We arrive in Mandalay at around noon and pick Nylon Guesthouse (USD 20/night) from 3 similar ones close to each other. A few minutes later we borrow bicycles next to the guesthouse for the afternoon and the next day for K 5.000. Based on a Lonely Planet cycle tour suggestion we start our ride at a market and then through residential areas we get to a beautiful old teakwood bridge on a canal. Passing it and going further on we reach the Ayeyarwady River where it's endlessly fascinating to watch the loading and unloading of boats from little ones to big cargos.
Then we keep on pedaling along the canal to the stunning Shwe In Bin Kyaung teak monastery. We take a rest at a neighbouring teahouse which is full of young monks. One of them joins us to practise his English. It is the time to learn how monks can afford fancy mobile phones or private English lessons. We finish our day at a puppet theatre.

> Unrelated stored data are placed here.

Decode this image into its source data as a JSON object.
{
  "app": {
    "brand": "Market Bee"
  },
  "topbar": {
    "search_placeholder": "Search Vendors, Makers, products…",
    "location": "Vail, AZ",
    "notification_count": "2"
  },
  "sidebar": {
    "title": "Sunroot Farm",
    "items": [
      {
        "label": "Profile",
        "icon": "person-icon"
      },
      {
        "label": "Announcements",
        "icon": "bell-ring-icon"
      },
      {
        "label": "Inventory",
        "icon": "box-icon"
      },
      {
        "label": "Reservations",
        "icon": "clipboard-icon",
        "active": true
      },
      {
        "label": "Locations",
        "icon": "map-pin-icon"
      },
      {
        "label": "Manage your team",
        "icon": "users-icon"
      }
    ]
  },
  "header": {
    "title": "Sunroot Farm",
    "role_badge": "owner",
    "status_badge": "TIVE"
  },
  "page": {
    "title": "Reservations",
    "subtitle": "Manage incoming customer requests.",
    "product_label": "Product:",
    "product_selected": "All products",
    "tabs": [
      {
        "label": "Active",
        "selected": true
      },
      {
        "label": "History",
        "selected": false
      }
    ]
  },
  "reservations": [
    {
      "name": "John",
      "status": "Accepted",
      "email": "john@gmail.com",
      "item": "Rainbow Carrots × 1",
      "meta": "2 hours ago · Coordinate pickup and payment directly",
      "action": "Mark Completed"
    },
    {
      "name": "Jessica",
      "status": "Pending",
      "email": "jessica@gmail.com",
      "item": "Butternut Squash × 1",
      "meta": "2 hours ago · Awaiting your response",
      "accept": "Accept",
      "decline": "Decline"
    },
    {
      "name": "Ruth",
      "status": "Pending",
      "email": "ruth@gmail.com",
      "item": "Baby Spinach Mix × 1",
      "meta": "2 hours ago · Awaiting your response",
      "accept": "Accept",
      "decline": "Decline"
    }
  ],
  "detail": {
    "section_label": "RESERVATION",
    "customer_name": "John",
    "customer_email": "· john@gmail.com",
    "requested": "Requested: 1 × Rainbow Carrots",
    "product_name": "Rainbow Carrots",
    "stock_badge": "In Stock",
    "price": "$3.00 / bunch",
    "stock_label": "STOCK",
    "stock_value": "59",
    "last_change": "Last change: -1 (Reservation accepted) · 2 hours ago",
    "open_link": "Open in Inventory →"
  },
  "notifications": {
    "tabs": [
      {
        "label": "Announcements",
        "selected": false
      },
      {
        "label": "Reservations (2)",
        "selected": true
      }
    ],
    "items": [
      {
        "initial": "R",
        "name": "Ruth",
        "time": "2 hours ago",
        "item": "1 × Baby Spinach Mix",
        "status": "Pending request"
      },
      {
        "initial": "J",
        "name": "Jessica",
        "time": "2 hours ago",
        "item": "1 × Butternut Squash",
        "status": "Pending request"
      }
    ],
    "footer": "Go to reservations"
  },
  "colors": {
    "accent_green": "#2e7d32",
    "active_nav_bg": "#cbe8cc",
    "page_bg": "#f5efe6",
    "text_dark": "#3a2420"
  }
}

Amarapura, an ex-capital of Burma is 11 km from Mandalay. We bike here the next day through the city, continuously asking locals for directions. They’re keen on helping all the time: if you stop somewhere and start looking around , surely someone will approach you and offer help. On the way we stop at a huge stupa which is under reconstruction supported by an unbelievable curved bamboo structure.
U Bein’s Bridge is the world’s longest teak footbridge at 1,300 yards across a lake. We leave our bikes at the foot of the bridge and negotiate with a boatman to take us through the lake so that we can walk back on the bridge later. He paddles (with his feet) slowly with us. The lake is still quiet with no so many tourists around.
At the other end of the bridge we visit an unusual looking temple, rather Tibetan/Nepali style which is buzzing with students preparing for their exams.
The temple has some stunning, well-preserved frescoes on the ceilings.
We have a pleasant pedal back to town along Kandawgyi Lake. We get really hungry after the trip and are happy to find a big, airy teahouse. There is no surprise in its popularity: the menu comprises a great variety of different types of extremely cheap dishes. We cannot choose so just look around at what others are eating, then order by pointing at a nice plate of thali, doughnuts filled with grated coconut and a strawberry juice. All of them are freshly made, right in front of our eyes. Look at the last entry - we didn’t dare to try it!
Filled with energy (in the form of tremendous amounts of sugar…) again we head to the 230m Mandalay Hill to catch the view of the town at sunset. Again, friendly locals guide us to a monastery court where we park our bikes. After climbing the hill, then endless flights of stairs we stop at a viewpoint to look down at Mandalay. Golden stupas stand out of the smoke flying over the town.
Last morning in Mandalay walking to the port we join locals in a small cafe for a typical breakfast: deep-fried doughnuts (similar to the Spanish ‘churros') freshly made on wood fire, sweet milk tea, and some plain Chinese green tea in a pot that comes for free as usual. As people eat their breakfast and look at the newspaper, we get hidden gazes and smiles; when we leave and ask for the bill, the owner insists on us being his guests and doesn’t let us pay. We might be the first foreigners eating at his place.
We opt for the tourist boat departing at 9 am (K5000 return) to Mingun. We have been longing to cruise on the Ayeyarwady since we read The Piano Tuner. The trip lasts for an hour and now we have 3 hours to go around before returning to Mandalay port.
Mingun, a riverside village is home to a trio of unique pagodas and a giant bell weighing 90 tonnes, it’s around 4 m high and almost 5 m across the lip, making it the world’s largest untracked bell. You can even stand within while others thump it from the outside.
Top left: Nats (spirits) guarding a stupa
Top right: the unfinished Mingun Paya, which would have been the world’s largest stupa, but only the base was completed
Bottom: Mingun Bell
Arriving back to town we discover new delicacies at a mobile salad stand. These move around town all day long, and use a unique small gong to draw attention. You can choose from the chopped ingredients like fresh green mango or carrot, some sort of pickled fruit, then the salad is mixed with herbs, chili, garlic, oil, peanuts and, 'who knows what else' by hand and served in a plastic bag.
In the evening we get on a bus (K8000) and leave for Lake Inle.